Bitcoin (BTC) Value Efficiency. Supply: TradingView

A transfer to $140,000 would signify a 106% improve in Bitcoin’s worth from present ranges.

Enterprise Cycle Affirmation

Pal additionally factors to forward-looking indicators tied to the enterprise cycle, notably the Institute for Provide Administration (ISM). In his framework, monetary situations lead ISM by roughly 9 months, with world liquidity following shortly after.

The info he tracks suggests ISM may strengthen meaningfully this yr, signaling an enhancing development setting. These information, listed beneath, may all contribute to rising confidence and lending exercise.

  • Fiscal stimulus
  • Tax incentives for mounted asset funding
  • Capital expenditure on information facilities and power infrastructure, and
  • Potential mortgage fee aid

If development expectations rise whereas liquidity expands, Bitcoin and different high-beta belongings have traditionally outperformed.

The October 10 Overhang

But regardless of these enhancing situations, Bitcoin has lagged. Pal traces that disconnect to the October 10 liquidation cascade, a structural occasion he believes broken market plumbing.

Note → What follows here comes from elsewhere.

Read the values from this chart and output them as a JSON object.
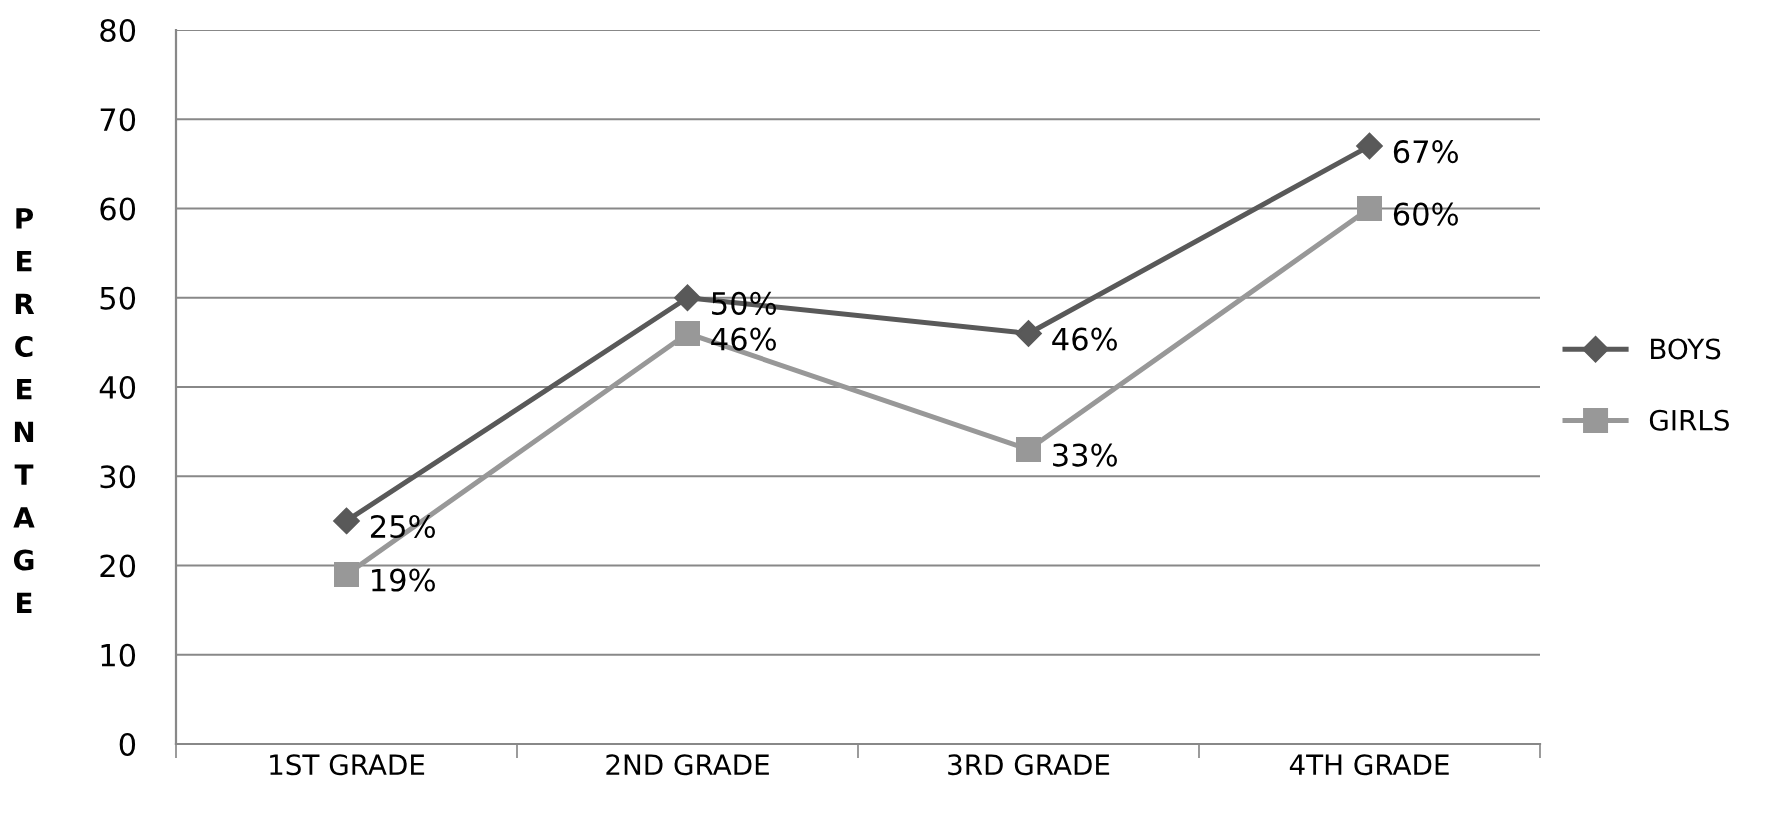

Not like conventional fairness flash crashes, crypto lacks regulatory safeguards to cancel trades. Throughout the cascade, compelled deleveraging coincided with change API disruptions, quickly eradicating market makers and liquidity suppliers. Costs fell additional than fundamentals justified.

Pal speculates that exchanges might have stepped in to soak up compelled promoting, later unwinding positions algorithmically throughout peak liquidity hours.

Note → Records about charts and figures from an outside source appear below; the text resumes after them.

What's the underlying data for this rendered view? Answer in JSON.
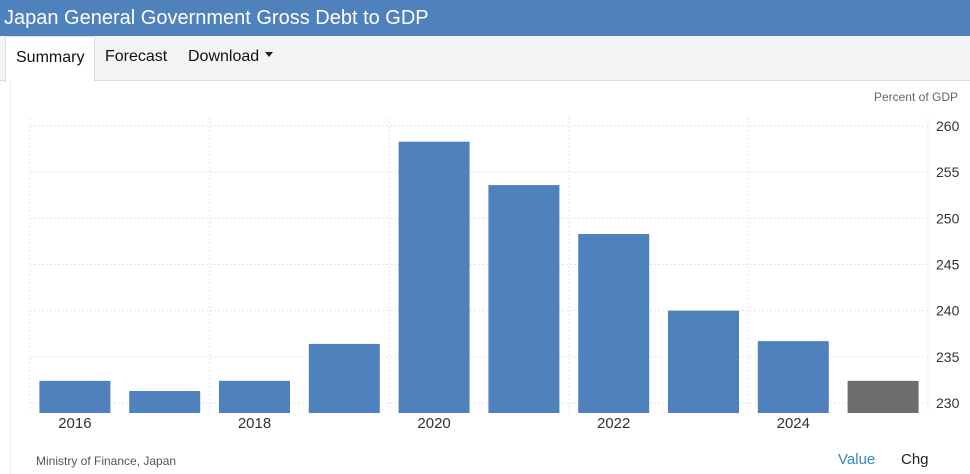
{
  "header": {
    "title": "Japan General Government Gross Debt to GDP"
  },
  "tabs": [
    {
      "label": "Summary",
      "active": true
    },
    {
      "label": "Forecast",
      "active": false
    },
    {
      "label": "Download",
      "active": false
    }
  ],
  "colors": {
    "bar": "#4f81bd",
    "forecast_bar": "#6d6d6d",
    "title_bar": "#4f81bd"
  },
  "chart_data": {
    "type": "bar",
    "unit": "Percent of GDP",
    "x": [
      2016,
      2017,
      2018,
      2019,
      2020,
      2021,
      2022,
      2023,
      2024,
      2025
    ],
    "values": [
      232.4,
      231.3,
      232.4,
      236.4,
      258.3,
      253.6,
      248.3,
      240.0,
      236.7,
      232.4
    ],
    "highlight_last": true,
    "xticks": [
      "2016",
      "2018",
      "2020",
      "2022",
      "2024"
    ],
    "yticks": [
      "260",
      "255",
      "250",
      "245",
      "240",
      "235",
      "230"
    ],
    "ylim": [
      229,
      261
    ],
    "grid": true,
    "yaxis_position": "right"
  },
  "footer": {
    "source": "Ministry of Finance, Japan",
    "value_button": "Value",
    "chg_button": "Chg"
  }
}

Mixed with widespread call-selling methods clustered across the $100,000 strike, typically tied to yield merchandise, the consequence was sustained upside suppression.

Nonetheless, he believes that the overhang is now fading.

The “Banana Zone” Setup

Pal refers back to the closing acceleration part of a crypto cycle because the “Banana Zone” —a nonlinear repricing pushed by liquidity, enhancing development, and renewed capital inflows.

Earlier than that part begins, markets usually digest prior volatility and clear structural resistance ranges. The $100,000 zone, he argues, is each psychological and structural. As soon as call-selling strain eases and positioning stays cautious, the setup for an upside shock strengthens.

Liquidity, in Pal’s view, leads worth. By the point consensus turns bullish, the transfer might already be underway.

If world refinancing pressures pressure additional liquidity injections into the system, Bitcoin, which he describes as a “global liquidity sponge,” may reply shortly.

And if the hole between liquidity and worth closes, $140,000 might not be a stretch goal. It might merely be the place the market was at all times headed.